IS05 - Artificial Learning for Marine Engineering: Methods and Applications
Organized by: M. Diez and L. Mainini
The complexity of marine engineering problems (from the analysis of complex physical
phenomena to optimal design and control of marine structures and vessels; from marine
exploration to autonomy and robotics applications) calls for suitable scientific computing
frameworks able to provide cost-effective and reliable solutions. Cutting-edge
methodologies of machine learning (ML) and artificial intelligence (AI) have shown their
potential in providing effective solutions to these problems. However, commonly ML/AI
techniques require significant amounts of data to learn from; in addition, the responses
are often affected by lack of interpretability and their reliability is of difficult
characterization. These features often constitute a limitation to the acceptance of these
techniques for scientific computing in engineering applications since many engineering
problems are associated with high-regret and safety-critical decisions for which the
collection of reference data points is usually expensive.

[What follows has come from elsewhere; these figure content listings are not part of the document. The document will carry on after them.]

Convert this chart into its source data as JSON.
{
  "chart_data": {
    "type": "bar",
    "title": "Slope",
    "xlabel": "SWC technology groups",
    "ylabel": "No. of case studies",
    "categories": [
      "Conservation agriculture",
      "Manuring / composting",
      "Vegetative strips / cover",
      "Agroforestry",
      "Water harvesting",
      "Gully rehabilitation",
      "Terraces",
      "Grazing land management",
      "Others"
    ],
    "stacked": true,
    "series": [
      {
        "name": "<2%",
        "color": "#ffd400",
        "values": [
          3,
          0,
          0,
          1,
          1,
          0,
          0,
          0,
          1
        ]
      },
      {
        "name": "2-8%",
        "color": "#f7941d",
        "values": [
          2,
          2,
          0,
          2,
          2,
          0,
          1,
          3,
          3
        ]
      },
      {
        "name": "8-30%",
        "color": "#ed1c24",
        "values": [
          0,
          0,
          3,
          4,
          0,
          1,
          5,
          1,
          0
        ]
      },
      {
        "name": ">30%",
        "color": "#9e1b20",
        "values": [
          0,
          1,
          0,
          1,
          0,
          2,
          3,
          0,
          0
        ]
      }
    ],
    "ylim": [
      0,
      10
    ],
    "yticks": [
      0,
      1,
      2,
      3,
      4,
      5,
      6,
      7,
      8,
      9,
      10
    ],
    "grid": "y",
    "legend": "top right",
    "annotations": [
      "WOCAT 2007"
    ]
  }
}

The scientific community is
dedicating efforts to address this limitation, reduce the quantity of data required by the
models, and improve interpretability and reliability of the predictions, therefore paving
the way for a broader adoption and acceptance of ML/AI in engineering applications
[1,2]. The objective of the invited session is to offer a place for discussion on capabilities,
challenges, and open issues for the application of ML/AI to marine engineering. We invite
contributions on different approaches and applications of ML/AI in marine engineering
with the aim of achieving cross-fertilisation of approaches and new ideas.